3. Congress or Belvedere? The Congress Center in Davos is where all the big set pieces of the annual meeting take place — the big plenary sessions, the interesting Chatham House-style briefings, and some WEF social events all take place here. You have to be registered with WEF to gain access. But the Belvedere, a Steigenberger hotel, is where many of the most interesting people stay. It is always sold out during WEF, and only those with real pulling power, and plenty of money, can get to stay there. It is the hangout for many of the bankers and financiers who come to Davos to clinch lucrative deals. Best advice: Be registered with WEF for Congress access, but spend your evenings hanging around the Belvedere.
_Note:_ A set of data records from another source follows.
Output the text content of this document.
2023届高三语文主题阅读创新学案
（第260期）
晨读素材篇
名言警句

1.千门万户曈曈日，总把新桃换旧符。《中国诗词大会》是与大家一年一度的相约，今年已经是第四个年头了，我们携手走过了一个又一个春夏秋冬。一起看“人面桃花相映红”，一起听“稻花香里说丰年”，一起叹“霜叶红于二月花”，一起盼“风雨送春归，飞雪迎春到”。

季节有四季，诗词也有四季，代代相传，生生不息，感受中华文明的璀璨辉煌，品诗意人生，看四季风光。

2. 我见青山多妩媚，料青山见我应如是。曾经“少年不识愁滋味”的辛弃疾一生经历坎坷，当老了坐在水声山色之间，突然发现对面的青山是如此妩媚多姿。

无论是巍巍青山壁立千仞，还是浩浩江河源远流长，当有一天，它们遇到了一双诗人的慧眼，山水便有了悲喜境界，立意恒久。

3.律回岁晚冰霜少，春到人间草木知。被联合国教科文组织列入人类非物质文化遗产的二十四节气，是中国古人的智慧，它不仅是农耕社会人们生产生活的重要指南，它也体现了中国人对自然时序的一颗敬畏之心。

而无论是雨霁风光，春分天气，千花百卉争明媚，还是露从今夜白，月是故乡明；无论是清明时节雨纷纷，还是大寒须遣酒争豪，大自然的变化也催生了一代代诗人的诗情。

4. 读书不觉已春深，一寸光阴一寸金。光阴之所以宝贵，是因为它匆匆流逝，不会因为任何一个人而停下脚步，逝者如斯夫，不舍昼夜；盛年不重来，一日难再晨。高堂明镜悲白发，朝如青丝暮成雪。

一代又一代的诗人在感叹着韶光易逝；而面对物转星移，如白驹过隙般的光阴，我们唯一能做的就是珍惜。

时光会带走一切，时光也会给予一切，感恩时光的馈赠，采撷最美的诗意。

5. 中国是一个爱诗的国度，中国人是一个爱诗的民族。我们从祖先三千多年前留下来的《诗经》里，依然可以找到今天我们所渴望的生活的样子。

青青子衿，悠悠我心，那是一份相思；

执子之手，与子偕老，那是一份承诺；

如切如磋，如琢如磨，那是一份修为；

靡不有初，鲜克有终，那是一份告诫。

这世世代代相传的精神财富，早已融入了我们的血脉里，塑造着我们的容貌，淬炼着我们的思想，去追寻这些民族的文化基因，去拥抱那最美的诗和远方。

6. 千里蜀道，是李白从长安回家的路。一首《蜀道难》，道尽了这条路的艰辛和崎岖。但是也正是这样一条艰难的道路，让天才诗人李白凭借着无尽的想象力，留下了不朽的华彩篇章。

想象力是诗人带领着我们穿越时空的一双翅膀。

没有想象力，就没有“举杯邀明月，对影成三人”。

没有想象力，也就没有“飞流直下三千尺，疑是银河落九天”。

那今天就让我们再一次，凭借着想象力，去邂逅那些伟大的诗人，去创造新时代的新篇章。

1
4. Boots or spikes? This is the last item on my “Davos essentials list,” but perhaps the most important. Some attendees wear ordinary day shoes, or even night-time loafers, but this is a fatal error. You can easily spot them, because they are mostly lying on their backs on a treacherous patch of ice, flailing around trying to get up. You will not get to shake too many important hands if you are laid up in hospital with a broken hip. The WEF hands out detachable ice-spikes for the elite who insist on hand-made brogues, but, while these might keep you upright some of the time, detaching and re-attaching is a convoluted process. Best to do away with the shoes/spikes mix altogether, and go for proper, industrial-quality snow boots. It’s amazing how quickly you get used to wearing them, especially when everybody else is. And, after a while, they look quite good even with a business suit.